Childhood Authors of the 1990’s
By JOSHUWA DEAL
Before “American Horror Stories,” “Avengers” and “The Hunger Games,” there was “Goosebumps,” “Captain Underpants” and “Number the Stars.” The 90’s children authors helped sculpt and form the imaginations and perspectives that remain prevalent in the psych of young adults today. Just as these former children have matured, so have the authors.
R.L. Stine, author of the “Goosebumps” series, was awarded from 1993 to 1995 for being the best-selling author in America. The Guinness Book of World Records also awarded him with best-selling series author in history. His horror series have sold more than 350 million copies in the U.S. and are published in 32 languages.
As he continues to scare children with his series “Fear Street,” due to his fans’ requests on social media, he has also targeted his original child readers – now in their twenties and thirties – with new horror stories for adults. “Red Rain” and “Temptation” both demonstrate how Stine can continue to scare his original readers no matter how old they are.
Dav Pilkey, author of “Captain Underpants,” started his first illustration of his long-lived hero when he was in the second grade. Through his elementary to university level education he continued to draw and write his character. At age 19 he was finally published while attending Kent University.
Pilkey and his wife currently live in the Pacific Northwest and he still write the “Captain Underpants” series while illustrating many other children book series. The series alone has sold more than 70 million copies and the number continues to rise.
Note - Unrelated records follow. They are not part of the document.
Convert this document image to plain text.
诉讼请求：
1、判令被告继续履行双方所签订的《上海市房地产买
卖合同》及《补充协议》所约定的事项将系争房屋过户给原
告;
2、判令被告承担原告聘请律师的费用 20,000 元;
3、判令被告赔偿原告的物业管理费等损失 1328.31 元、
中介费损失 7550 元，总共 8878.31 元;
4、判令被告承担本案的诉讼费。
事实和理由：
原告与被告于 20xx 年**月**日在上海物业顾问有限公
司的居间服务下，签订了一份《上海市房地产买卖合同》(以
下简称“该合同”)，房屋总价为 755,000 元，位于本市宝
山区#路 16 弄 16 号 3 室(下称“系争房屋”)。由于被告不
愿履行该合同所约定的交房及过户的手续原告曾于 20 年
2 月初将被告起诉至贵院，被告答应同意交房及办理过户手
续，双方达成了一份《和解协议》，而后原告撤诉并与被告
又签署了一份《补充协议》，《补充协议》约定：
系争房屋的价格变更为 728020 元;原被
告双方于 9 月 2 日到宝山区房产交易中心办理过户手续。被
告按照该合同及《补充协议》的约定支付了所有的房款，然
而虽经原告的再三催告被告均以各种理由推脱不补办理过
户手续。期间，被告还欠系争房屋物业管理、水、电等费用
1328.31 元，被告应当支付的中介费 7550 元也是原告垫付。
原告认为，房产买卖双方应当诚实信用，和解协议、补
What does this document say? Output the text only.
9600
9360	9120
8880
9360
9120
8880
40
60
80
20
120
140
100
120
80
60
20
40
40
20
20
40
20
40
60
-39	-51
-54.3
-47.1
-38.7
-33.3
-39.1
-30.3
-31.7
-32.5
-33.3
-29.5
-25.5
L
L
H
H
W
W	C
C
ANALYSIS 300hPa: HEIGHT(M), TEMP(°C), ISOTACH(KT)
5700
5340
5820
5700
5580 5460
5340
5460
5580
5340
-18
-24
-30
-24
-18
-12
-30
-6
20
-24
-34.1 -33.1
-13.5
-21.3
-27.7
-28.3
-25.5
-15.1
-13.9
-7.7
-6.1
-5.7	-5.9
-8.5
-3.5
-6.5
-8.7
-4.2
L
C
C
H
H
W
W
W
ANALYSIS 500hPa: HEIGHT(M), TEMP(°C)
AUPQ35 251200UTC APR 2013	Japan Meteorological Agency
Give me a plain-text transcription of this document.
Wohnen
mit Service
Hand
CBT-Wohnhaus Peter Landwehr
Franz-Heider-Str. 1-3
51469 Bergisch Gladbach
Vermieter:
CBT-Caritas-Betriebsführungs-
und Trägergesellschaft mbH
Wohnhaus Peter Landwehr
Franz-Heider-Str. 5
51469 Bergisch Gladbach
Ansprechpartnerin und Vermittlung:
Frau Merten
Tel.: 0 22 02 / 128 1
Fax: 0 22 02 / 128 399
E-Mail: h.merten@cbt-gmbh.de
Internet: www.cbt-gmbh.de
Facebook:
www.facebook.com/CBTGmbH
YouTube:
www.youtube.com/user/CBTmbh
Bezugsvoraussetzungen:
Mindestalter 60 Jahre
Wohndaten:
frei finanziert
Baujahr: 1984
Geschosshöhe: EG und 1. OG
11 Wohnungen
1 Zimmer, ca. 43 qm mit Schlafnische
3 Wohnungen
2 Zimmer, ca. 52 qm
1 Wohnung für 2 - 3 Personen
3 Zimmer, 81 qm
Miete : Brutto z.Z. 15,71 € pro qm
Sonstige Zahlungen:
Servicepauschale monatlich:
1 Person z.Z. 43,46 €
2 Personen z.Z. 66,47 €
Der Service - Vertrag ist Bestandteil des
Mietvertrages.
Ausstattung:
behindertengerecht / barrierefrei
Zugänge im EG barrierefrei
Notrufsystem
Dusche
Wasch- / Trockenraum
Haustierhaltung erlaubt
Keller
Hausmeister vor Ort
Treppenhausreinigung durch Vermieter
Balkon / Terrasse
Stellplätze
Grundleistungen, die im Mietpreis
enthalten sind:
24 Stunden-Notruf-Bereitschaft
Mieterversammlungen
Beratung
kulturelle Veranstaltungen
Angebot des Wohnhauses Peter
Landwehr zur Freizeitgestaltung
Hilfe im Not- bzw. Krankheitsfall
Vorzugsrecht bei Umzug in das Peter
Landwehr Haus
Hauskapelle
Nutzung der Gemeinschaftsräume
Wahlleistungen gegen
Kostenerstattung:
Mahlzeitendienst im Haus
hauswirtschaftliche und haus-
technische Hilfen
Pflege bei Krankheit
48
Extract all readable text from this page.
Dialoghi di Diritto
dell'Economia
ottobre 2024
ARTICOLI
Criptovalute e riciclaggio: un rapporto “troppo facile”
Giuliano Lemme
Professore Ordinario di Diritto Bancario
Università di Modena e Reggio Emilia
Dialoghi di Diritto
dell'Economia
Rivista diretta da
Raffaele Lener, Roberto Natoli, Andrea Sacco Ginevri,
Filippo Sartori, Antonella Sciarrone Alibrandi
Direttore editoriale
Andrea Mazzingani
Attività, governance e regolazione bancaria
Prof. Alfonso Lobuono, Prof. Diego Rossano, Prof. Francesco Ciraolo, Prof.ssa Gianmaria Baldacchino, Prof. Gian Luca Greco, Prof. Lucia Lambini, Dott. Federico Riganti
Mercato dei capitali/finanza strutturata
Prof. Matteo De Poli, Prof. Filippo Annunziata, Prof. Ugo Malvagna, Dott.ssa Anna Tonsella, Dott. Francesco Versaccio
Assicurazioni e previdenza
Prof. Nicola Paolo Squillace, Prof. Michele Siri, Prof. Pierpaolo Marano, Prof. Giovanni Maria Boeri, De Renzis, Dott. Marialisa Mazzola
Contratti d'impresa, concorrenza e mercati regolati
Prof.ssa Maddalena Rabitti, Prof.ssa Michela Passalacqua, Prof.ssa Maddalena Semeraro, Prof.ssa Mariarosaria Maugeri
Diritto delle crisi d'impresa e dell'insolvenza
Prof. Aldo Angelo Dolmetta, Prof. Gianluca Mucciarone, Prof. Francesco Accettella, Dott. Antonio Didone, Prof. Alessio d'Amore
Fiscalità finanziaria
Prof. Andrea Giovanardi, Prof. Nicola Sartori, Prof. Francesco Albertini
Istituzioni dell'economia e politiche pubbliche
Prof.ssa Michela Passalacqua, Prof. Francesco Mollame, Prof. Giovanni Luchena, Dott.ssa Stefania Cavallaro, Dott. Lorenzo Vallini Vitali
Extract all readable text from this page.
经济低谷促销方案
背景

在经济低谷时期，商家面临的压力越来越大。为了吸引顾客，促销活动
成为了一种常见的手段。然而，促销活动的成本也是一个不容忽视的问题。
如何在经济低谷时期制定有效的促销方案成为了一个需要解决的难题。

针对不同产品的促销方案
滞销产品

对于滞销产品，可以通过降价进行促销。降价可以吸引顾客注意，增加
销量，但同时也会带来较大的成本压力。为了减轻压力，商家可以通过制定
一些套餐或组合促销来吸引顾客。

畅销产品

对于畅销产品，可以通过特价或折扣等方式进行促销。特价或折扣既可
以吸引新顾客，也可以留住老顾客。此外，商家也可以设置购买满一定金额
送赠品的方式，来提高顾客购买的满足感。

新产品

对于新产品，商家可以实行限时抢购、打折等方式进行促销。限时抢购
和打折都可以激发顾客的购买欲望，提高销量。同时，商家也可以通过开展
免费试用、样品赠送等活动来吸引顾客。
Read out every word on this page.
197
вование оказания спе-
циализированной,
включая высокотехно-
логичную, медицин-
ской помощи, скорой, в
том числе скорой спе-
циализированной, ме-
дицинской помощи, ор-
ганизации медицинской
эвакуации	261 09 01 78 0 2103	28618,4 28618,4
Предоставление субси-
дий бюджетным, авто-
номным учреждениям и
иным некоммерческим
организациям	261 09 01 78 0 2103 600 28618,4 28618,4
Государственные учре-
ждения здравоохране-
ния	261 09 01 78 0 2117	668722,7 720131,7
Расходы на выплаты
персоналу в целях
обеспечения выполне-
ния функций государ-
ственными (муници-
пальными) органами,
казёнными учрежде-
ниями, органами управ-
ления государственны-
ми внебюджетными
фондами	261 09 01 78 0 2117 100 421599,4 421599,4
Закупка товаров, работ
Lois Lowry, author of “The Giver” has won two Newbery Medals for “Number the Stars” in 1990 and “The Giver” in 1994. A film adaptation of “The Giver” sparked much nostalgia and appreciation for the original inspiration. Today, Lowry lives in Cambridge, Mass. at age 78 with four children who carry out her legacy.
Lowry continues to do interviews and shoot photography to aid other children books.
These authors are what filled the minds of students growing up. Not only did they entertain students at such young ages, but they shaped their imaginations as well as their artistic and creative sides.